Potash, also known as potassium chloride, is one of the main fertiliser ingredients of which deposits are found all over the world. In the Danakil Depression in northern Ethiopia, vast salt flats lie above extremely rich potash deposits, up to 800 metres below ground. Here Fugro has been involved in the exploration phase of a potash mining project run by Canadian mining company Allana Potash Corp, now acquired by Israel Chemicals Limited (ICL) .
Our client is very satisfied with the results. Not only did we find suitable water, but we also provided every piece of information required to help make a solid investment decision.
Fugro combined several areas of expertise and, as part of a bankable feasibility study, conducted groundwater research in preparation for solution mining of potash salts. Established capabilities in hydrogeology, geology, geophysics, satellite imaging, drilling and mapping as well as expertise in data management and logistics proved invaluable.
Insurmountable problems with conventional mining techniques made it necessary to seek alternative methods. Since potash is water-soluble, solution mining was the best option.

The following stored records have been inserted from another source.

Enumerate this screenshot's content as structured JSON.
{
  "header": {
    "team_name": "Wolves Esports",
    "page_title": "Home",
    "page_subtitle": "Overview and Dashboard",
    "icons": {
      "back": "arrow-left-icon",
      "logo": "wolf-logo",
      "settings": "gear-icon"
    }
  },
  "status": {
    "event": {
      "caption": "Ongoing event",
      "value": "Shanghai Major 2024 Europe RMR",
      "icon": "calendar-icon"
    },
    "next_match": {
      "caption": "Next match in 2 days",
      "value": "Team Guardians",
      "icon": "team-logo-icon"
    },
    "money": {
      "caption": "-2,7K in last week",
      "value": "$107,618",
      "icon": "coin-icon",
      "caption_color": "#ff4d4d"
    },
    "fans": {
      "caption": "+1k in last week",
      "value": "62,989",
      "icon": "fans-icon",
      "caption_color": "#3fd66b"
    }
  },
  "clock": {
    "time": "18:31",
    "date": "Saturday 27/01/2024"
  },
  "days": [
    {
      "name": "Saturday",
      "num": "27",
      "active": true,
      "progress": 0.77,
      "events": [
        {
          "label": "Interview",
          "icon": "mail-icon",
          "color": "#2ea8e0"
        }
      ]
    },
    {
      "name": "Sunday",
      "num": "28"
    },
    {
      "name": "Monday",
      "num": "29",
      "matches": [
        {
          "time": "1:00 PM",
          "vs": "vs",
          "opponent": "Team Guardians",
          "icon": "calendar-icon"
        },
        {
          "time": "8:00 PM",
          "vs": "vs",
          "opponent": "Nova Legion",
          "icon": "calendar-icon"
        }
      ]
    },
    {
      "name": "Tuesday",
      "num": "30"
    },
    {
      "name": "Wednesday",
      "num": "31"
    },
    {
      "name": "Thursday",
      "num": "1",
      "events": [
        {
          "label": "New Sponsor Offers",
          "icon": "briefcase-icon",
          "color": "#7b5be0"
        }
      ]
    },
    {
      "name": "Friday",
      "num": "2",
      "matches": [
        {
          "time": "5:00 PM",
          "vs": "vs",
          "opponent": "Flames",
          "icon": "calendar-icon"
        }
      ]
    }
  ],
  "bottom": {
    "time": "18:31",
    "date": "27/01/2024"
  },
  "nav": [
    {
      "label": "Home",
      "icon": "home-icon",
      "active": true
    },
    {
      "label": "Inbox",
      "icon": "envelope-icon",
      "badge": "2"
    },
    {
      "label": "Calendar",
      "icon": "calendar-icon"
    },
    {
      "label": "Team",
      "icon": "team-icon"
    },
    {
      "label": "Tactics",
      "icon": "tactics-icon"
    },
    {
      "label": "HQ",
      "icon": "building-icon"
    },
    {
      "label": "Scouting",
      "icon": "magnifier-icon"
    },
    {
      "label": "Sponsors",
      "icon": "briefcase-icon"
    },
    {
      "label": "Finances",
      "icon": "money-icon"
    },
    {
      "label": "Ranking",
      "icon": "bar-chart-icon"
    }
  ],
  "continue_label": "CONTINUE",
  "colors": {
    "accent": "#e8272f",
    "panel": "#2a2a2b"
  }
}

Solution mining techniques are energy and water intensive: fresh groundwater is pumped through pipelines into solution wells, dissolving the potash, and the resulting brine is pumped up into open evaporation ponds. The water evaporates to leave crystallised salts that can easily be harvested. It is a simple, clean and natural technique.
The primary preconditions for solution mining include a stable and sustainable supply of relatively fresh water. Although the Danakil Depression is one of the hottest areas on Earth, with no rainfall for most of the year, it has a surprising amount of water. It is supplied by the nearby Ethiopian Highlands, which rise up to 3,000 metres. Water flows to the Danakil desert via canyons, wadis and fault structures into alluvial fans and is stored in aquifers beside the salt flats.
Fugro applied geophysical techniques with transient electromagnetics (TEM) up to a depth of 400 metres to identify aquifers, water depth and the fresh water/salt water interface. A geological structural analysis based on satellite images identified tectonic elements that transport water from the Highlands to the lowlands. The water balance was determined with the help of satellite supported climate data.
At the most promising locations, more than thirty drill holes were sunk at groundwater monitoring points. In addition, five pumping wells were constructed at one well field; these were used initially for pump testing and later as water supply wells. Samples were taken from all wells and analysed to determine the quality of the groundwater and the level of recharging. Finally, an 82-day step-drawdown pumping stress test was conducted to verify water recharging levels.
With Danakil temperatures between 40 and 50 degrees Celsius, this presented a major challenge for both the staff working on this project and the equipment used. Most of the drilling work utilised a multi-purpose drilling rig which performed well (thanks to its hydraulic oil cooler) despite the manufacturer’s technical specifications being stretched to their limits.
Other challenges included the need to replace the drilling fluid frequently because of the high mineralisation of the groundwater, and the storage and transportation of borehole materials which could not be stored on site. Many of the necessary materials had to be imported: the drilling rig, a fully-functioning workshop in a container, drill pipes and quartz filter gravel were shipped to Djibouti and then transported 800 kilometres by road to the project site.
Fugro’s pump tests and water analysis showed that there is suitable water in the area for solution mining of potash salts. It has also been established that the groundwater recharge from the alluvial fans is sufficient to cover at least 3 million cubic metres yearly from one alluvial fan for mining operations over the next 20 to 25 years.
With potash not the only commodity suitable for solution mining, Fugro is also set to support other mining companies seeking new opportunities and to apply its expertise to global mining for other bulk materials such as lignite, coal and iron ore.
In 2015 the world consumed 36 million tonnes of potash.